Posted , 6 users are following.

It's been approximately two months since my hospitalization for uncomplicated microperforation of one Diverticulum. lately I've had slight pain , gurgling tummy, and slight pain by my left hip bone. Is this normal?

1 like, 9 replies

9 Replies

  • Posted

    Suggest you go on clear fluids only for 48 hours and see if it clears up. If it gets worse though it's back to the doctor

  • Posted

    Hello, consult your physician or call the number your hospital gave you when you were discharged and they can answer your questions or concerns. Good luck.

  • Posted

    There's no blood yet. Been having pain since Friday. Currently the tummy is really massively churning, every 30 minutes back to the loo. I had one egg and toast an hour ago as I was beyond hungry. currently I'm trying to decide whether I should go to hospital. I'd rather not wait till I get fever and chills again. Thoughts folks? Cheers👍🏼

  • Posted

    Ended up going to A&E. CT. Now waiting for pain meds. What a rubbish disease☹.

    • Posted

      That is such a bummer they are all against surgery in EU if it's not life threatening, that is just terrible.

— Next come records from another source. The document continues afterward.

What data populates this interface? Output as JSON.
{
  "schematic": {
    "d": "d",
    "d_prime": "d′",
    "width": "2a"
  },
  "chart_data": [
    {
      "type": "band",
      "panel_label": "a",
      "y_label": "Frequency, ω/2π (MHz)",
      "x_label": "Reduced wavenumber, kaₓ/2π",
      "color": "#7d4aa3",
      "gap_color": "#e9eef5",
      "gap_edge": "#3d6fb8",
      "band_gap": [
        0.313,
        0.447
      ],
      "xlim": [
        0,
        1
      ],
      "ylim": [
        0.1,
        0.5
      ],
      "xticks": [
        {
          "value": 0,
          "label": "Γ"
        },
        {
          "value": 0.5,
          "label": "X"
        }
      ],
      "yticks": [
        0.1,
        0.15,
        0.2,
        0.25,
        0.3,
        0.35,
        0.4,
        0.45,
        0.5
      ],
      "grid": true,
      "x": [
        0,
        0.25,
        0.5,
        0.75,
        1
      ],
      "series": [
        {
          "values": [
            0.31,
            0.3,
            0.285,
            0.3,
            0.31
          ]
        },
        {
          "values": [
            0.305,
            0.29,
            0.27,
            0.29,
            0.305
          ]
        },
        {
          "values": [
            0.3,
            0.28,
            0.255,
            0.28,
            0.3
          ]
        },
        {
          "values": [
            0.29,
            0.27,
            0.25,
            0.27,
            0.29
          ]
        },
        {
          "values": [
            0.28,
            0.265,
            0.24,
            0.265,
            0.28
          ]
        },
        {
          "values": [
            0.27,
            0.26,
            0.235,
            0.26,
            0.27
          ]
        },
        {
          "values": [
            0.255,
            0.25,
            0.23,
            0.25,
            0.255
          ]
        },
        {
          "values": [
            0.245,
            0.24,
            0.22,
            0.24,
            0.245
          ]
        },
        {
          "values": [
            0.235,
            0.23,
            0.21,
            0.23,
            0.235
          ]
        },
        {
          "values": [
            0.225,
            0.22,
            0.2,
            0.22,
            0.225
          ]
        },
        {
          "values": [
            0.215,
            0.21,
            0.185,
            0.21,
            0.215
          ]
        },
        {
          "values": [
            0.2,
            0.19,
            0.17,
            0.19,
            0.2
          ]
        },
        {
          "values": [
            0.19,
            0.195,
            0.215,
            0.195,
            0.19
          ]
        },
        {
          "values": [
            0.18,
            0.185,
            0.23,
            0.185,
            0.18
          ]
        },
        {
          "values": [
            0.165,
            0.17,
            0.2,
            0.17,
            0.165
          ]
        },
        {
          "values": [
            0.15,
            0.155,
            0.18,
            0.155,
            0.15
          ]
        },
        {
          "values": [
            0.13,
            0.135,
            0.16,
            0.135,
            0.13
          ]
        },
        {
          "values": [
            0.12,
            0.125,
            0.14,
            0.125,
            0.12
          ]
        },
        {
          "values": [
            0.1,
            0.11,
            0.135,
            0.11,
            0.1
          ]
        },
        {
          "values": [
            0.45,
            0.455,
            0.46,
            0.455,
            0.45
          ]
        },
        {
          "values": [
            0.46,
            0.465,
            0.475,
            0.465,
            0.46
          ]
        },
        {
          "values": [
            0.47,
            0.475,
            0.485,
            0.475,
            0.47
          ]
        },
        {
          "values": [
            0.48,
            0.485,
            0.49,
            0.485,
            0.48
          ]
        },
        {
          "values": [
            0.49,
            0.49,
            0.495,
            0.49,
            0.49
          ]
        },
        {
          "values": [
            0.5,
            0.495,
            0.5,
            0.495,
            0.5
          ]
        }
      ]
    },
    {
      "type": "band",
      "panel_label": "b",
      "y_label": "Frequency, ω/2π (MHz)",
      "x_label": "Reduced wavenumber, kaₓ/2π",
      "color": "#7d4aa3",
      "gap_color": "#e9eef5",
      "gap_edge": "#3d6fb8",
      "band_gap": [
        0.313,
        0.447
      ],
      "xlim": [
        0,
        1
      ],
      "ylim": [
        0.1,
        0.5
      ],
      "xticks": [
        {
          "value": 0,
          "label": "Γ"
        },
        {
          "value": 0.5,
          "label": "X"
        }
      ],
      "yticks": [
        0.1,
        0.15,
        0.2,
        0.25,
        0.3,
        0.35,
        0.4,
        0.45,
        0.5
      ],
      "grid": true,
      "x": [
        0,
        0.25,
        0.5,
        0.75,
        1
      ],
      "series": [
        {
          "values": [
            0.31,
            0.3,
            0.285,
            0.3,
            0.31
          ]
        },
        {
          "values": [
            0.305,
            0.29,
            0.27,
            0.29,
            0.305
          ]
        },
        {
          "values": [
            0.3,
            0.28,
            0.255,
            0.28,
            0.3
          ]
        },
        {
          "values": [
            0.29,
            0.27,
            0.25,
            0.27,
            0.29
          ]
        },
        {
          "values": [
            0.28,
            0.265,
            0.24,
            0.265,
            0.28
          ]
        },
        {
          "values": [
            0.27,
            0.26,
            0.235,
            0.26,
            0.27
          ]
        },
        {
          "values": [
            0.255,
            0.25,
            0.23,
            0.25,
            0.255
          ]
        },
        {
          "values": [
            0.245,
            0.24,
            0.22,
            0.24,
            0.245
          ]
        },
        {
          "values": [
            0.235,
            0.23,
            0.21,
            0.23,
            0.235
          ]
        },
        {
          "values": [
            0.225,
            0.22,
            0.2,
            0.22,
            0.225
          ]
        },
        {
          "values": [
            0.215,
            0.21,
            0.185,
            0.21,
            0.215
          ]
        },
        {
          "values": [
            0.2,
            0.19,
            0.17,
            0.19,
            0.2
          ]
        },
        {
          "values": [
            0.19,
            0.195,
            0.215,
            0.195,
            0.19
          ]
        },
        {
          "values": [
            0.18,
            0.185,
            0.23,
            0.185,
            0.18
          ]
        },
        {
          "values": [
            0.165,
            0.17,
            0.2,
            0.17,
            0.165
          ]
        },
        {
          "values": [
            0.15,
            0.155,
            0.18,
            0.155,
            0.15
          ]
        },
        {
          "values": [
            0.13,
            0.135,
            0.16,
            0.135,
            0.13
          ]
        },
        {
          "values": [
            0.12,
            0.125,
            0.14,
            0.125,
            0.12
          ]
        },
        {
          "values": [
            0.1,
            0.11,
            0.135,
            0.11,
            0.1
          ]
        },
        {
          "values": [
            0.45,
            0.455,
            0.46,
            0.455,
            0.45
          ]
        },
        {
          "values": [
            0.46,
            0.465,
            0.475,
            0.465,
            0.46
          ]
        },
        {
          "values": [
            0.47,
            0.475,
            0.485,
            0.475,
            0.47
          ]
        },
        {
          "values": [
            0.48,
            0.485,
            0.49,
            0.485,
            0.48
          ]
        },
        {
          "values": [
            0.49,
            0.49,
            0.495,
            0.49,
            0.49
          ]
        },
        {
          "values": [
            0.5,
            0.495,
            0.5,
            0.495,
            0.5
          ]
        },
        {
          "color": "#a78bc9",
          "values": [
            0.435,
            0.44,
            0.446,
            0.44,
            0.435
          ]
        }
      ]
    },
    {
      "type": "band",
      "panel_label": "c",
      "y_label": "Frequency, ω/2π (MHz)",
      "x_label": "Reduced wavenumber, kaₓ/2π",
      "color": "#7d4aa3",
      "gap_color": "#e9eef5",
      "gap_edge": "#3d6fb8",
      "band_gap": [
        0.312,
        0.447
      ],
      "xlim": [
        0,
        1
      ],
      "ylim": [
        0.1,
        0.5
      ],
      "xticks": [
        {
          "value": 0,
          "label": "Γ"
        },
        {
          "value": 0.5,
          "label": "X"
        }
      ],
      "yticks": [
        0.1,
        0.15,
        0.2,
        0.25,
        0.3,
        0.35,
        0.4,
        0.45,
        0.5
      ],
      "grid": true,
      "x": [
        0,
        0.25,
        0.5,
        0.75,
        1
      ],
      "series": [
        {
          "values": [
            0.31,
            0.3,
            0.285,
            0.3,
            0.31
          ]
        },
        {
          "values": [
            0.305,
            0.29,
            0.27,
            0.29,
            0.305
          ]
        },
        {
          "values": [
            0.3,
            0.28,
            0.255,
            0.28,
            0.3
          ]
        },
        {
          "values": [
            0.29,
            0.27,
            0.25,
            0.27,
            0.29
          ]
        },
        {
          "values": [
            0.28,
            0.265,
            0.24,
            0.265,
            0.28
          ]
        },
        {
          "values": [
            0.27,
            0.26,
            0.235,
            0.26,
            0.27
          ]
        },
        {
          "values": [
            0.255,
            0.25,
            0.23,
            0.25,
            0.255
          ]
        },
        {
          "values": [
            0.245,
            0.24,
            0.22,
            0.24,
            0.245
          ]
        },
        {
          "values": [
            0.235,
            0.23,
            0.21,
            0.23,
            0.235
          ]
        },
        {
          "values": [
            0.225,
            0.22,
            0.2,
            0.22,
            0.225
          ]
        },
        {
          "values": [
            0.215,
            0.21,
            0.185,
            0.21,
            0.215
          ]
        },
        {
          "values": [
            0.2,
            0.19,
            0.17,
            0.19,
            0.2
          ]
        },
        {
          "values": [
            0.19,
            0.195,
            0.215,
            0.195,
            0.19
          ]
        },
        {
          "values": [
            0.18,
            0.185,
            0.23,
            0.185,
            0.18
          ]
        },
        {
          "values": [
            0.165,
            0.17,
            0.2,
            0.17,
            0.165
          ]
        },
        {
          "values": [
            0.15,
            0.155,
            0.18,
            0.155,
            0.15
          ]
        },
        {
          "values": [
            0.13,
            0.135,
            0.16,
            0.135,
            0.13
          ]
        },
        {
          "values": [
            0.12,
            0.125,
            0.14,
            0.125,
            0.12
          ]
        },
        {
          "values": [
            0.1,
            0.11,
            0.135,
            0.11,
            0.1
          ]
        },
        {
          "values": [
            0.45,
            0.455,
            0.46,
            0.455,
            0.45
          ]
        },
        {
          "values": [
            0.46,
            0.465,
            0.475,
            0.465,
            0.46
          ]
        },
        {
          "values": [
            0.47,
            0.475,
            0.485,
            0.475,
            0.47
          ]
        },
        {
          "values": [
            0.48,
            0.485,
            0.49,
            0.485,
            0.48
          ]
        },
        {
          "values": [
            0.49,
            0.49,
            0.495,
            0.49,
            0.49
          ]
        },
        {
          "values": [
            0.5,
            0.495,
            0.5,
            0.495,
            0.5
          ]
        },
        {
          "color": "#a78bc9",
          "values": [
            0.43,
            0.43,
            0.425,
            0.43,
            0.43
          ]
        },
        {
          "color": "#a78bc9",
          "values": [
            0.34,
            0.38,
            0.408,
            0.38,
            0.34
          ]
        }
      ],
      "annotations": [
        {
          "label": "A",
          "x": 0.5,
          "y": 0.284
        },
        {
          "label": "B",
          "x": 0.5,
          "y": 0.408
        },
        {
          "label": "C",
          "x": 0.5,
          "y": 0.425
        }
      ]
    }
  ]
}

      Best of luck to you, this disease almost killed me 2-3 times now, two surgeries later I am better but always terrified when I get chills or feverish 😕

    • Posted

      Flagyl & Levoquin at the moment. This is the 2nd attack in 2.5 months. I've been in the loo every twenty minutes since 5 AM. I'm absolutely sick of this! The pain, the cramps, all the poo, the ridiculous £ I'm spending without any decent outcome. I'm asking for the sigmoidectomy . I'm fuming🤬.

    • Posted

      right, of course, makes sense. YOU WILL BE SO HAPPY WHEN YOU DO..,,ive read you have a GASTRO DOC in the UK and in the US. after reading the abstract i posted from US .gov - it makes perfect sense-- why people get the treatment they get and why they do or do not get the surgery.

  • Posted

    jacob, you were hospitalized but i havent read that you had surgery so YES this is exactly what people go through who have diverticulitus.. its RARE for the microperf to heal on its own so basically youre scr****. check this out..... copied from .gov

    Diverticular disease of the colon now is recognized to be functional disease resulting from altered neuromuscular activity in the colon. Inflammatory complications, when they occur, usually result from inflammation around a single diverticulum. This may lead to the formation of a pericolic or pelvic abscess. Free perforation of these leads to purulent peritonitis. The original communication with the lumen of the bowel usually is obliterated. More rarely, with either rapid evolution or failure of the diverticular neck to obliterate, a free communication develops between the bowel lumen and the peritoneal cavity, leading to fecal peritonitis. Fecal peritonitis results in an extremely high mortality rate. The operative approach for a patient with perforated diverticular disease should be individualized and depends on the stage of the disease present, the general condition of the patient, the experience of the surgeon in colon surgery and the availability of facilities and personnel to provide intensive care. In larger institutions when these conditions are optimal, primary resection of the diseased bowel with or without anastomosis is becoming the procedure of choice. In smaller institutions or if conditions are not optimal, right transverse colostomy with drainage of the perforated segment can be relied on to control the disease with a mortality rate compared to that of primary resection. If free perforation and fecal peritonitis are present, exteriorization or primary resection of the perforated segment must be carried out. We would not recommend primary anastomosis under these circumstances.